Según leo en nuestro digital, la debilidad morbosa para catalogar la espontaneidad del luto de paseantes y turistas no ha dejado títere con cabeza. El mismo Pisarello condujo personalmente (de noche, bajo la luna, como si fuera el gran héroe Giuliani campando por los escombros del World Trade Center) el levantamiento de peluches, ramos de flores y boinas de mosso, franqueado de unos trabajadores del Museu d’Història de Barcelona que se encargarán de seleccionar los objetos más relevantes. Nada se ha dejado al azar; ¡las flores se utilizarán para hacer compostaje de hierbajos y las velas se regalarán a entidades de cariz social (vete a saber qué cojones quiere decir eso y por qué estas asociaciones pueden necesitar velas, ¡pero tú dale!), mientras que los objetos de recuerdo irán a parar, supongo, a una vitrina del Born para hacer compañía a los restos mortales de los héroes de eso nuestro tan bonito del 1714.

No me hacen falta memoriales que me obliguen a recordar las cosas y pienso que la mejor forma de combatir el terror es seguir con la fiesta

Viví unos cuantos años muy cerca de aquello que habían sido las Torres Gemelas de Nueva York, lugar donde, durante mucho tiempo, permaneció el memorial mortuorio más bello y terrible de toda la historia humana. De noche, aunque hiciera mucho frío, me gustaba mucho pasear alrededor del agujero inmenso que había dejado la desgracia del 11-S, una especie de trauma viviente en forma de pantano seco, espacio fantasmagórico que había dejado absolutamente aturdidos a los neoyorquinos, hasta el punto de que el proyecto arquitectónico de reforma encabezado por Daniel Liebeskind fue un auténtico quebradero de cabeza que se resolvería (y todavía muy parcialmente) pasada una década de la tragedia. De hecho, poco después del ataque, la mayoría de objetos que sobrevivieron a la explosión se llevaron al vertedero de Fresh Kills, en Staten Island y, según parece, ahora lo quemarán todo porque quieren acabar poniendo un parque.

Sin equiparar dos ataques de magnitud y repercusión tan diferente, yo admiro bastante la determinación de mis conciudadanos neoyorquinos a quemar la nostalgia museística y a pasar página con alegría y a partir de una buena hoguera. Ya lo sé, el ataque del 11-S tiene su memorial y un museo, pero diría que la cosa se encuentra bien lejos de ser marca de la ciudad y va mucha más turistada que indígenas. Guardar cuatro peluches y unos carteles para hacer un memorial con todo eso de la Rambla en un museo o incluso amenazar con construir un monumento para que la gente vaya a hacer la lagrimita forma parte de este dirigismo obsesivo que os comentaba. Catalogar el luto, o hacer alguna cosa artística siempre es algo complicado: yo, como me pasa con los malos recuerdos y las fotos de las antiguas parejas, prefiero meterlo todo en la basura y continuar como si nada hubiera pasado.
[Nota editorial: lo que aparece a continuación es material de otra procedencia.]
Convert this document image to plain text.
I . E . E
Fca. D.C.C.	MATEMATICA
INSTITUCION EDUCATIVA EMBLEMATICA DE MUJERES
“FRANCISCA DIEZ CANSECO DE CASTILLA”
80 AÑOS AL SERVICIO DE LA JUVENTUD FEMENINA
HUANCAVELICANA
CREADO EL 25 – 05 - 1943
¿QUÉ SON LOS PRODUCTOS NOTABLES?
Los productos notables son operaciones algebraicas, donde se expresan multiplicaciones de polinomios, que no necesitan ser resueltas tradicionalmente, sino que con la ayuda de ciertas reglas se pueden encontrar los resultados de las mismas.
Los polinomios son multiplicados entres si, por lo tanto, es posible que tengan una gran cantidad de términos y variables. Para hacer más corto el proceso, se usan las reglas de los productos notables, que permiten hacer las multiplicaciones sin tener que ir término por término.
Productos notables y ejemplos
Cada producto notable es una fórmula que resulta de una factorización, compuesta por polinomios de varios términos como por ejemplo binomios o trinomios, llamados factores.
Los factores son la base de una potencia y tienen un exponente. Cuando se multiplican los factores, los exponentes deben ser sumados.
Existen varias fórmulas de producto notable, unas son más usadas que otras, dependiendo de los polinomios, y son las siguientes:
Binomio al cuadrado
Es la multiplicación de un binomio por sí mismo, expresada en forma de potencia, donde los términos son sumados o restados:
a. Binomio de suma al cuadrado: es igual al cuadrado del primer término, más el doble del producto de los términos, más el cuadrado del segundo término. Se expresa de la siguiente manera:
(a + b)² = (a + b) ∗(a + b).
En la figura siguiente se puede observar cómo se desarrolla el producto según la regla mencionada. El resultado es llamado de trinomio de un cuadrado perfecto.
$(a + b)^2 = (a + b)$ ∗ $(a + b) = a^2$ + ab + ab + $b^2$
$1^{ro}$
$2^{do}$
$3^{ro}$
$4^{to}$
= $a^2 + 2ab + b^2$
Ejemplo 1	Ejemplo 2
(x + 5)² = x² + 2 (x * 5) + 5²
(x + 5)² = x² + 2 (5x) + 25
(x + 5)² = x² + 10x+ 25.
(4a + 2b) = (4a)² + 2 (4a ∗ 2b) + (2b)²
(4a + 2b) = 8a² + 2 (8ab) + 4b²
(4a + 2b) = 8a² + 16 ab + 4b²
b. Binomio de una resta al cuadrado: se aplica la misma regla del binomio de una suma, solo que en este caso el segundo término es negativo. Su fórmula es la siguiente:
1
No me hacen falta memoriales que me obliguen a recordar las cosas y pienso que la mejor forma de combatir el terror es seguir con la fiesta. Pero no me hagáis caso, debe ser un defecto de forma. Y piense lo que piense ganarán siempre los catalogadores del luto. Cuando lloréis sobre el mural de Miró, id con cuidado, porque muy pronto pasará un agente municipal a recogeros las lágrimas. Al tiempo.